Agam (SUMBAR). GP- Awal tahun kemarin harga rokok benar-benar naik. Kenaikan harga rokok tersebut tentu saja jadi pembicaraan dimana-mana bagi 'penikmat' rokok. Misalnya saja, mengatakan ada bagusnya juga harga rokok naik sebab jika tidak mampu beli otomatis akan berhenti merokok.

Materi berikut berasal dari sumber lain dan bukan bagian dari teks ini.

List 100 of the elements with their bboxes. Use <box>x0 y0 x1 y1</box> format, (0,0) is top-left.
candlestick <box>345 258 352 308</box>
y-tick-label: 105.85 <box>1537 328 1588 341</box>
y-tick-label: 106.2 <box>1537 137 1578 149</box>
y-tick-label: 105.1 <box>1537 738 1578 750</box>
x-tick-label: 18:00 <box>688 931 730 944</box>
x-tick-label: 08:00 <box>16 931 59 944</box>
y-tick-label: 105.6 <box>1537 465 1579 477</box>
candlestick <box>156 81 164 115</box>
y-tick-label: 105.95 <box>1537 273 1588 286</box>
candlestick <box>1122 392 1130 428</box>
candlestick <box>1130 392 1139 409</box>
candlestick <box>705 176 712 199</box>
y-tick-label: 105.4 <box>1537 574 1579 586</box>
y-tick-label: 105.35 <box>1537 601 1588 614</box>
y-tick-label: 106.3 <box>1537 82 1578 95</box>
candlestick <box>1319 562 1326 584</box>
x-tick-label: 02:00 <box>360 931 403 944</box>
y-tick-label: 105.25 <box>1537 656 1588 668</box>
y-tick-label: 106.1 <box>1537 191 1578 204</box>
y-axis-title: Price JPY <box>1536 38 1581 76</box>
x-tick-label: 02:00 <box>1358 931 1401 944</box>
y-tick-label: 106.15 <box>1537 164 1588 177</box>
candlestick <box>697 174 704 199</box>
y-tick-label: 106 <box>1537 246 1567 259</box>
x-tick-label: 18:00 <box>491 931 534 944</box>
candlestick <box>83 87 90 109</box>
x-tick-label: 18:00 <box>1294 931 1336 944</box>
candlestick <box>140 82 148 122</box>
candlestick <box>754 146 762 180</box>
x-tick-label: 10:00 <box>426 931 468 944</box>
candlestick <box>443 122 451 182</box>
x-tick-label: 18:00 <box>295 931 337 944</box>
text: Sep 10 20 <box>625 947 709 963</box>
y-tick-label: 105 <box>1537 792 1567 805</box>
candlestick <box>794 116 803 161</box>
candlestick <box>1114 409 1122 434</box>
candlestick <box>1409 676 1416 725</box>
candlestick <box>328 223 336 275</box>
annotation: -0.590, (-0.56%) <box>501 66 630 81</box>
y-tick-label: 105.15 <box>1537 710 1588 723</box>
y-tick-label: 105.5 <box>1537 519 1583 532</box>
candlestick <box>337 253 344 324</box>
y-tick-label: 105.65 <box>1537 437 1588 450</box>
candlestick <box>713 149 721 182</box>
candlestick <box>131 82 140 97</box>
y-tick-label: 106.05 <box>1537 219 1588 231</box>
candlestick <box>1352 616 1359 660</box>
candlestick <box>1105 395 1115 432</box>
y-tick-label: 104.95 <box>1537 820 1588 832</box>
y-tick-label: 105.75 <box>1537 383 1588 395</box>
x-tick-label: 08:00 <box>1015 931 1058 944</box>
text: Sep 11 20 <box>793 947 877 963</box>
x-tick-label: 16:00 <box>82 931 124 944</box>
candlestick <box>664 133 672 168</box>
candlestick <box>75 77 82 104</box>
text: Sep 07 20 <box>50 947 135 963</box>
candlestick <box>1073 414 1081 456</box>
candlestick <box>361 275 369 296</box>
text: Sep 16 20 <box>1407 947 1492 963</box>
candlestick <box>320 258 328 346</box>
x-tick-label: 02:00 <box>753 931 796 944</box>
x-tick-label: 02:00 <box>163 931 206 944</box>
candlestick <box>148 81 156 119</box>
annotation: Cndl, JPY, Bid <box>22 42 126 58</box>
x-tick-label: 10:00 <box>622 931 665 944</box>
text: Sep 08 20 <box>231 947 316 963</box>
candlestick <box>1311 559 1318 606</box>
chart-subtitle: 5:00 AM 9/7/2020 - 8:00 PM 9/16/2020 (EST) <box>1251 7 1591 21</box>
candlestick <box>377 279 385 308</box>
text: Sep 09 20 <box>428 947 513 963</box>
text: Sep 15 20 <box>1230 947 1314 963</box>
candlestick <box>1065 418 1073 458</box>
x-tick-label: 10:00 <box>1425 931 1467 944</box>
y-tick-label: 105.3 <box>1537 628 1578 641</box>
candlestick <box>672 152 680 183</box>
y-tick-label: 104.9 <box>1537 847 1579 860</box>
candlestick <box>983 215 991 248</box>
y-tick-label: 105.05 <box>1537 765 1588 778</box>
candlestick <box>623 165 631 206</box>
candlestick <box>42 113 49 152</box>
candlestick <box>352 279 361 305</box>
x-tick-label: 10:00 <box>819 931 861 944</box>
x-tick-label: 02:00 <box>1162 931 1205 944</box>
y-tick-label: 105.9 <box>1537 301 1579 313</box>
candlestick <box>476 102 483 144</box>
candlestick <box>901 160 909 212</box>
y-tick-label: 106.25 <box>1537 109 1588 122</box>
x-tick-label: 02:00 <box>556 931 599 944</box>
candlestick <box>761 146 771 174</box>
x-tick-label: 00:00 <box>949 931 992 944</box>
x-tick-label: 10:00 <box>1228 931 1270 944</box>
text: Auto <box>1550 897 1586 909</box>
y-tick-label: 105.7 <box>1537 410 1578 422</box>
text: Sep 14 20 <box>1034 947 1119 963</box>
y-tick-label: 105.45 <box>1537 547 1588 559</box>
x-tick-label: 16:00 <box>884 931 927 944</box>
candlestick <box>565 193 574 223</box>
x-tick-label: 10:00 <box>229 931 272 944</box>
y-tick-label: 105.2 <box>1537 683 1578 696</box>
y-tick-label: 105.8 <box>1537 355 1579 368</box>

"Enggak apa-apa harga rokok naik, malah bagi saya lebih bagus. Jika saya tidak mampu beli, pasti akan berhenti merokok," kata salah seorang pegawai sebuah rumah sakit di Lubukbasung, Kabupaten Agam, Sumatera Barat (Sumbar), Ahmad Yani saat berbincang bersama media ini di salah satu warkop, Kamis (9/1).
Tempat berbeda di Bukittinggi, kenaikan rokok di pasaran malah membuat sebagian 'penikmat' rokok mengingatkan pemerintah agar mengawasi peredaran rokok ilegal alias rokok tanpa pita cukai.
"Tentunya masyarakat 'penikmat' rokok akan beralih membeli gulungan tembakau lebih murah yang masuk dari luar tanpa pita cukai. Bahkan rasa rokok-rokok tersebut mungkin saja tak kalah dengan rokok berbandrol pabrikan Indonesia," kata Andy, salah seorang "penikmat' rokok yang mengaku bisa menghabiskan satu hingga dua bungkus rokok berpita cukai seharga Rp 21 ribu.
"Dan dengan masuknya (beredar) rokok-rokok dari luar negeri atau rokok tanpa pita cukai (polos) mengakibatkan pemasukan negara akan berkurang serta tentunya perusahaan rokok legal akan mengalami kebangkuratan. Mengatasi hal tersebut, pemerintah harus memahami juga," tambahnya.
Sementara itu, seorang pedagang rokok glosiran disalah satu pasar di Kecamatan Banuhampu, Agam, Al mengatakan kenaikan rokok saat ini baru permulaaan.
"Kenaikan rokok saat ini baru permulaan, seiring waktu nantinya harga rokok semakin melambung tinggi," sebutnya.
Baca juga : https://www.goparlement.com/2019/12/harga-rokok-naik-sekian-persen-masuk-ke.html
Baca juga : https://www.goparlement.com/2019/12/harga-rokok-naik-sekian-persen-masuk-ke.html
Sebagaimana diketahui pemerintah Indonesia melalui Peraturan Menteri Keuangan Nomor 152/ PMK.010/ 2019 yakni tentang tarif cukai hasil tembakau (CHT). Kementrian itu menetapkan CHT sebesar 23 persen dimana akhirnya berimbas pada naiknya harga jual eceran (HJE) yakni sebesar 35 persen.
Menteri Keuangan Sri Mulyani sebelumnya menjelaskan, kenaikan cukai rokok berdasarkan tiga pertimbangan, yakni guna mengurangi konsumsi, mengatur industri dan meningkatkan penerimaan negara.
Kata dia, dilihat dari sisi konsumsi, ada tren yang perlu menjadi perhatian pemerintah, diantaranya jumlah prevalensi penghisap rokok meningkat. Dari sisi perempuan dan anak-anak serta remaja lanjutnya, prevalensi 'penikmat' rokok naik dari 7 persen menjadi 9 persen.
"Perempuan berawal hanya 2,5 persen, kini meningkat menjadi 4,8 persen. Oleh sebab itu perlu perhatian bagaimana menggunakan cukai guna mengurangi tren kenaikan merokok tersebut," ujarnya.
Di sisi lain, kata Menkeu pemerintah pun mempertimbangkan kenaikan tarif cukai dan harga jual terhadap potensi peredaran rokok ilegal.
"Kenaikan harga yang cukup tinggi dapat saja memicu produksi rokok ilegal. Namun dengan kenaikan tarif cukai 23 persen dan harga jual eceran 35 persen per Januari 2020, tidak akan memicu peredaran produk rokok ilegal secara luas," tegasnya.